Considering ethics in teaching, Cohen felt teachers have an obligation to tell students the truth, to deepen their understanding of a subject. Nevertheless, he has identified an ongoing tension between a solid education and giving good grades. Educators, he said, no longer fail students for fear of a lawsuits (presumably from parents). In art school, the “pernicious effect of grades” happens when a teacher all but requires his students to paint like him in order to pass the class. Prompted by Louden, Cohen talked about how teachers should provide realistic postgraduate expectations for students in MFA programs: “Here’s what art might offer when you get out,” he suggested they say. Further, teachers should address questions—in professional practices or more generally—that students did not know they needed to ask.

An audience member asked, “If you inhabit an utterly corrupt society,” do you have an obligation to be ethical? Cohen brought up a recent scandal at Stuyvesant High School, a top-notch public school in Manhattan with an accelerated college-prep curriculum, in which cheaters make it difficult for honest students to compete. When the stakes for Ivy League admission are high, he seemed to say, sometimes it’s okay to bend the rules.

An apple pie with a lattice upper crust (photograph by Dan Parsons and in the public domain)
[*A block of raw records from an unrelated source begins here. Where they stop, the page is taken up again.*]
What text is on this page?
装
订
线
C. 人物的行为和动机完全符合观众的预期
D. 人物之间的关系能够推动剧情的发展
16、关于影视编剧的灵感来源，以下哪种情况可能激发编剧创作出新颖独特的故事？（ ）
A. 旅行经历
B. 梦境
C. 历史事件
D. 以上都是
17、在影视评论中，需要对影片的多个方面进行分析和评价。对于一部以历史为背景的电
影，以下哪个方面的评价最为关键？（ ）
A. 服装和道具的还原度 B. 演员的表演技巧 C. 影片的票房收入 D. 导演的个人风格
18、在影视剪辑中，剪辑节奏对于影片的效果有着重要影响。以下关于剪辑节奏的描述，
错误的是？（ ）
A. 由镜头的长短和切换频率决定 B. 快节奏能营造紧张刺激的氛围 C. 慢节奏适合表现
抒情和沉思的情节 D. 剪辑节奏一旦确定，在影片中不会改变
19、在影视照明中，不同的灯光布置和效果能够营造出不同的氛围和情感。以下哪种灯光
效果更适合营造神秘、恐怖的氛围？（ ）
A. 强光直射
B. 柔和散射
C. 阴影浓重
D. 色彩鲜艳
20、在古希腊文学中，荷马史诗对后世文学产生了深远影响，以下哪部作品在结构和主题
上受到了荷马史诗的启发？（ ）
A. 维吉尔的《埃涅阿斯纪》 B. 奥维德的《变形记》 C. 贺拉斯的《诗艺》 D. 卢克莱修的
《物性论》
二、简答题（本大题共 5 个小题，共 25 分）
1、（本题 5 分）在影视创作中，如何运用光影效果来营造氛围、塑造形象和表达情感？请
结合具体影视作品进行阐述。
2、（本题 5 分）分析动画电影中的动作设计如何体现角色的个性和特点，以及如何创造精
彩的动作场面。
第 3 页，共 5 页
Should critics collect art? Cohen emphatically said no, and they should also refrain from writing about artists who they’ve seen naked or who invited them for dinner at their house. Writing about friends in whatever capacity, he said, will yield a skewed or uncontrollable perception. While I agree that knowing an artist may influence a critic’s perspective, I scarcely believe that the effect is ethically detrimental to the writing. Often knowing an artist personally, as a friend or as an acquaintance, can produce unique insight valuable to viewers and readers—which may not be an ethical dilemma since art criticism can be highly subjective. Critics should nevertheless refrain from accepting gifts from artist friends, Cohen said, whether the gift is a $50 pie from the bakery or one lovingly made at home. No apples for teachers and no apple pies for critics? Rats! The perceived problem of writing about artist friends needs closer examination, as important distinctions can be made between the appearance of a conflict of interest and an actual conflict of interest.

Cohen’s approach to appropriation and copyright was less strict. “We have a narrow definition of plagiarism,” he said, “that protects commercial interests.” Yet it’s okay for him when the guitarist Eric Clapton lifts a lick from the blues man Robert Johnson. Whether it’s Led Zeppelin or Richard Prince, the practice of borrowing encourages artistic progress but often runs foul when the original creator fails to be credited or compensated. Certainly copyright laws in the United States are overburdened and outdated, but invoking the irresolutely defined word “transformative” as a cure-all solution obscures a complex, contentious issue. But tonight wasn’t the place for such a discussion.

Throughout the conversation Cohen referenced his unusual career path. He attended California Institute of Arts in the 1970s for electronic music composition and knew David Salle, Eric Fischl, and other members of the CalArts Mafia. After finishing the degree, he realized that he couldn’t think musically or with sound—though he is proud of the score he composed for a Prell Shampoo commercial. From music to comedy to writing, Cohen’s living consisted of “stumbling from thing to thing.” He has experienced failure but time was never wasted. “You’re not paying attention,” he said, if you’d live your life in the same way if you could do it all over again. Cohen’s life changed tremendously over the years, but for every big break he got, fifty other options were unsuccessful.